As the graph above makes painfully clear, the Middle East and North Africa face significant challenges when it comes to youth unemployment. A World Economic Forum report from 2012 notes, “Unemployment in the MENA region is the highest in the world…and largely a youth phenomenon.”
I’ve previously highlighted troubling tends in youth employment, including students whose lack of soft skills preclude them from employment, employers’ dissatisfaction with the education levels of the workforce in GCC countries, and young Tunisians’ disillusionment with the opportunities available in their country and accompanying desire to emigrate.
The Middle East and North Africa are not alone in terms of a serious lack of opportunity for many young people. In the second quarter of 2012, the economically troubled European Union had a youth unemployment rate of 22.6 percent, as opposed to the OECD-wide average of 16.2 percent. Portugal had 38.7 percent youth unemployment, and Spain and Greece had staggering rates of 52.4 percent and 54.2 percent respectively. By contrast, the United States had 16.3 percent youth unemployment and Germany’s youth employment was an enviable 8.2 percent.
While some have raised issues with the way that these eye-popping European numbers are calculated (suggesting that the real rate is more like half of the headline numbers–but that’s still very high), there is little doubt that many youth—particularly in the MENA region and the struggling European economies—are losing out on economic opportunities, and consequently, hindering their lifetime earning potential.
How should countries tackle youth unemployment? It’s an immense challenge, requiring solutions that will, at their best, involve private, public, and nonprofit sectors. Germany and Spain’s labor ministers should be praised for their pragmatism in brokering a deal that will give apprenticeships in Germany to some 5,000 unemployed Spanish young people yearly—a move that is also a win for Germany, which needs additional qualified employees as its labor pool shrinks.
Nonprofits are also pursuing interesting innovations with respect to tackling youth unemployment. LivelyHoods in Kenya, for instance, trains young people from Kenyan slums to sell useful products in their communities (e.g. solar lamps); the training includes vital business skills like customer service and financial literacy. In the Middle East and North Africa, Education for Employment connects young people to employers and also trains young people on finding jobs and on the soft skills that employers value. The organization has had particularly impressive results in high-unemployment Tunisia, where it began working in 2012: it has since graduated more than 540 Tunisians from its training programs and found employment for all of those in its job placement training program. The challenge, of course, is scaling up these initiatives.

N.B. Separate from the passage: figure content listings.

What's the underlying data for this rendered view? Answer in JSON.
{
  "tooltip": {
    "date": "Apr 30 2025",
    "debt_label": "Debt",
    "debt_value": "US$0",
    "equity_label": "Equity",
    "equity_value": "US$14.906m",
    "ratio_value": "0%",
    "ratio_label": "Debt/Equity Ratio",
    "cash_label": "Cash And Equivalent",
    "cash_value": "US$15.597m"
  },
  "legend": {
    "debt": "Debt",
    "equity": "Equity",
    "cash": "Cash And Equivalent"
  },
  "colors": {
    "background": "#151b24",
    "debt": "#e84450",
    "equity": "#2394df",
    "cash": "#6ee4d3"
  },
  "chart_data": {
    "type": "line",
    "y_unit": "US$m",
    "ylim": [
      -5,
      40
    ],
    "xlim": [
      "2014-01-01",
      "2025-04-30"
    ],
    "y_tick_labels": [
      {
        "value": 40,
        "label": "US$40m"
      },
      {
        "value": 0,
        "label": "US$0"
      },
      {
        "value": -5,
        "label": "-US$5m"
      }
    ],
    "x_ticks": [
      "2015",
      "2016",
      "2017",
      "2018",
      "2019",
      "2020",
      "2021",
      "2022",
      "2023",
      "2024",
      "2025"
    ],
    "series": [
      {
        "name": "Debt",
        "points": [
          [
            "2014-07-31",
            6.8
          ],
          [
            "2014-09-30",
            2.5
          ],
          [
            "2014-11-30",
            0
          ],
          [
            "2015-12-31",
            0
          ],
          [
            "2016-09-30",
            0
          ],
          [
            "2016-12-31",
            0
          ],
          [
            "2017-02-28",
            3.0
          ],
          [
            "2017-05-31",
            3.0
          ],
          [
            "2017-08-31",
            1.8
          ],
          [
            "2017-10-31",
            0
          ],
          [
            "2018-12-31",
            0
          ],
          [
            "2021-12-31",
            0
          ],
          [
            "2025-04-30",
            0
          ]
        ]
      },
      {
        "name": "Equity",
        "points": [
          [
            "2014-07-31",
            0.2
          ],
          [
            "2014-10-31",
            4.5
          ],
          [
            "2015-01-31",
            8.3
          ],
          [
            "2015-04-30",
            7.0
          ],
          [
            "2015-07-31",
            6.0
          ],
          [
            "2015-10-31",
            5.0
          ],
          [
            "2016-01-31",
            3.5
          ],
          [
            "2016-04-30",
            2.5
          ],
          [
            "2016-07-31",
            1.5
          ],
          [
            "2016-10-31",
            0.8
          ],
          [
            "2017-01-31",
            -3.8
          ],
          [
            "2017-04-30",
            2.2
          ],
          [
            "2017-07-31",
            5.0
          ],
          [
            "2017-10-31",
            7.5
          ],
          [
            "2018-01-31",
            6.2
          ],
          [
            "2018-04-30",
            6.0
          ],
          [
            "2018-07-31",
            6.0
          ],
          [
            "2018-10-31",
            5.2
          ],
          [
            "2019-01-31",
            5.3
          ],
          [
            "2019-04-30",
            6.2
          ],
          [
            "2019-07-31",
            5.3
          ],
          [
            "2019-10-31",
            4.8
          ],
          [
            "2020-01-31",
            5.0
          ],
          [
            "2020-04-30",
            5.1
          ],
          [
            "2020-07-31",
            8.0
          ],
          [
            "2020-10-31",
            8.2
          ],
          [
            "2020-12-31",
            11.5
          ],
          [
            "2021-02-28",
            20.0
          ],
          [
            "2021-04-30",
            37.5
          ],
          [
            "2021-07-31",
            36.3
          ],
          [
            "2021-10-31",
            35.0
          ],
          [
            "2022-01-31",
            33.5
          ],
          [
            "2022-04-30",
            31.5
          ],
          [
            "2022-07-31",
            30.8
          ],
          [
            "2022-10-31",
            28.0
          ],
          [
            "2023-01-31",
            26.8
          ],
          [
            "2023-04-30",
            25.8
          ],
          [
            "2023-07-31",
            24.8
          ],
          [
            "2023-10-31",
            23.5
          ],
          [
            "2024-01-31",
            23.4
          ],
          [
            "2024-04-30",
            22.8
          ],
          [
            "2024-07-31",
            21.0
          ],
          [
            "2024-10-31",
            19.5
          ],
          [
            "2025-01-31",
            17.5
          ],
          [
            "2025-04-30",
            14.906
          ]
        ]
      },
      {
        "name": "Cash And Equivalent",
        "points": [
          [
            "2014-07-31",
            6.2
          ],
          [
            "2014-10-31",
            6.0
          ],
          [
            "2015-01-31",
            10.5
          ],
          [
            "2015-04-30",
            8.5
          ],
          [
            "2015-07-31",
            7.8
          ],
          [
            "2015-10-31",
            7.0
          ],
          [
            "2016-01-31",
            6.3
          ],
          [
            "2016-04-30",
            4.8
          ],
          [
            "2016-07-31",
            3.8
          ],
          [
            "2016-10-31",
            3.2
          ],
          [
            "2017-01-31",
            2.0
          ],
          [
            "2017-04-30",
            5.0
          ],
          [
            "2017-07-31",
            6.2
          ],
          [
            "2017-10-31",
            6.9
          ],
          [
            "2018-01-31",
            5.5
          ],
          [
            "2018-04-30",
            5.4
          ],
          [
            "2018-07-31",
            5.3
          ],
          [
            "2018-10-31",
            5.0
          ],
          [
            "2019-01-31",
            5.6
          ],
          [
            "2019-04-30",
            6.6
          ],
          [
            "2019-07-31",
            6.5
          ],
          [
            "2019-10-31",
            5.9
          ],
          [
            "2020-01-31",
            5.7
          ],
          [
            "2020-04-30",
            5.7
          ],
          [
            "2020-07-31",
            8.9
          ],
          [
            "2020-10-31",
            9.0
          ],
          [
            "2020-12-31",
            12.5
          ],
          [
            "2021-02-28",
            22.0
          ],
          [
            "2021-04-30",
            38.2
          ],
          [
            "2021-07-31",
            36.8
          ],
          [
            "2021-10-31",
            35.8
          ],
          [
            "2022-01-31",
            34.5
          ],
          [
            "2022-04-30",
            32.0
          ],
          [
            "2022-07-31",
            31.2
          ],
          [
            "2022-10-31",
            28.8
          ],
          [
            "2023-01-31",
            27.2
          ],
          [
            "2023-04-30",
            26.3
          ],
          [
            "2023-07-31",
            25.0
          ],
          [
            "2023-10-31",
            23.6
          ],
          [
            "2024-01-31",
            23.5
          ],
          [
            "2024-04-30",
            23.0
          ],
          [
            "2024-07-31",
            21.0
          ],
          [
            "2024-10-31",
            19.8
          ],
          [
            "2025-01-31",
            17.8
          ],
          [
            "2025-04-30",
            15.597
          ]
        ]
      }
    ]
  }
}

Programs like these are particularly important because high levels of youth unemployment—in addition to limiting young people’s life prospects—stand to affect political trends, especially in countries that are transitioning to democratic rule. In a forthcoming book that I co-edited, Pathways to Freedom: Political and Economic Lessons From Democratic Transitions, one important takeaway is the critical role that inclusive economic development plays in sustaining democratic transitions. Libya’s plan to put billions of dollars towards funds that small and medium-sized businesses can access—in an explicit effort to create jobs—could help promote democratization there, especially if implemented in a transparent manner.